Lovehead was the fourth novel from English author Jackie Collins, first published in 1974 by W. H. Allen. It went under a name change in 1989 and is now known and published as The Love Killers.

==Plot==
Margaret Lawrence Brown, female rights activist and feminist, has taken up the cause of prostitutes to get them off the streets. While delivering a speech at Central Park she is assassinated. Rio Java, a former underground film star with four kids and no husband had been saved from a life of porn films and is now a staunch supporter. After the assassination Rio gets together with Margaret's two half-sisters, Lara Crichton and Beth Lawrence Brown, to plan revenge on Enzio Bassalino, head of an all-powerful mafia clan. Unhappy with the hookers leaving the streets and going on strike, he had a hit put out on Margaret. The three women decide to go about with their revenge by targeting Enzio's three sons: Frank, Nick and Angelo Bassalino. Their weapon: sex. The result: a bloodbath of sexual mayhem through the dangerous corridors of organised crime.

==Reception==
She magazine called it "Sensational, bitter, completely compulsive...". Reviews were strong for Collins fourth novel.

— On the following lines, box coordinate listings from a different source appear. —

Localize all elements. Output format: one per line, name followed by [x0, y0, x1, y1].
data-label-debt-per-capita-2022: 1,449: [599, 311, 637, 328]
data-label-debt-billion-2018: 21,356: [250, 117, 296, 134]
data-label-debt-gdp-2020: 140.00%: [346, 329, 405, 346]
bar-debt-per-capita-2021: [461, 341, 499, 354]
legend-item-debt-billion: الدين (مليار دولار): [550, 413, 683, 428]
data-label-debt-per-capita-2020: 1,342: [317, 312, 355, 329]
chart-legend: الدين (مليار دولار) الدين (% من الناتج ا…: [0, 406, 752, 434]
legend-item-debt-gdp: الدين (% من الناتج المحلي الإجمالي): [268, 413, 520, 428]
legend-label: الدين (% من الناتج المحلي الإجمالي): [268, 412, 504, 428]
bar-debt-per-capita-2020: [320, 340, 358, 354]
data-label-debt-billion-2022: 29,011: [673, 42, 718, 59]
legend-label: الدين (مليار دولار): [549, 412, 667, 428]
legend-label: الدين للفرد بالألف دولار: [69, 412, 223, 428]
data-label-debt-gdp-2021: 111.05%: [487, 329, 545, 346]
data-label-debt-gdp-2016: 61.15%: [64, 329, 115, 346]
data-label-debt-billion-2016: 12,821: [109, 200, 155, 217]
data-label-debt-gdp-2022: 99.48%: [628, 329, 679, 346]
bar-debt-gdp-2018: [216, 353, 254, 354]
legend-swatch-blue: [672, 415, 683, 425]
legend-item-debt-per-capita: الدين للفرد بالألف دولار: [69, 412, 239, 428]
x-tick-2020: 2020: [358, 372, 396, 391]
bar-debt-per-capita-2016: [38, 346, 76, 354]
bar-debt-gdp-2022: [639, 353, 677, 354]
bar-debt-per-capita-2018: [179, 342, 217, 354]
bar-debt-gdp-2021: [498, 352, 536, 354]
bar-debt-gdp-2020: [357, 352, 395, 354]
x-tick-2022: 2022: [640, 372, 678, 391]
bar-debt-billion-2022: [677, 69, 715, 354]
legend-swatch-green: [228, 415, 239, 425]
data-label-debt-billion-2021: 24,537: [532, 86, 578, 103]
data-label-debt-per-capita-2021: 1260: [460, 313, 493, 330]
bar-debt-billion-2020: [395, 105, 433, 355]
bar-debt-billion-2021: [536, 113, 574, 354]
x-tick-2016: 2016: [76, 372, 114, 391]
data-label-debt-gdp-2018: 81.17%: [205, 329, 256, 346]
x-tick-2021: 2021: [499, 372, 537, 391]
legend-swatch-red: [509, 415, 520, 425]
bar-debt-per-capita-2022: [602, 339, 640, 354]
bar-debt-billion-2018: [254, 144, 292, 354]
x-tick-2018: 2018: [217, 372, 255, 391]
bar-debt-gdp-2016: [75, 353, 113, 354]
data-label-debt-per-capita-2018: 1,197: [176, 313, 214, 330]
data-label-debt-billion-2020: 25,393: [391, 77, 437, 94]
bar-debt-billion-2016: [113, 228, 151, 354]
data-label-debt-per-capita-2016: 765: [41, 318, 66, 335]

Unlike anything she'd ever done up until then and different somewhat from anything she'd done since. This would be Collins first foray into the world of the Mafia, a subject matter which she later chronicled in her future novels.
On the novel's basis Collins said many years later: "its funny, what happened in the book ended up happening six months later. The hookers in New York came out and went on strike. Reaching the bestseller list, solidified Collins position as "Queen of the bestseller", although she still hadn't made as much a name for herself in the United States as she would in later years.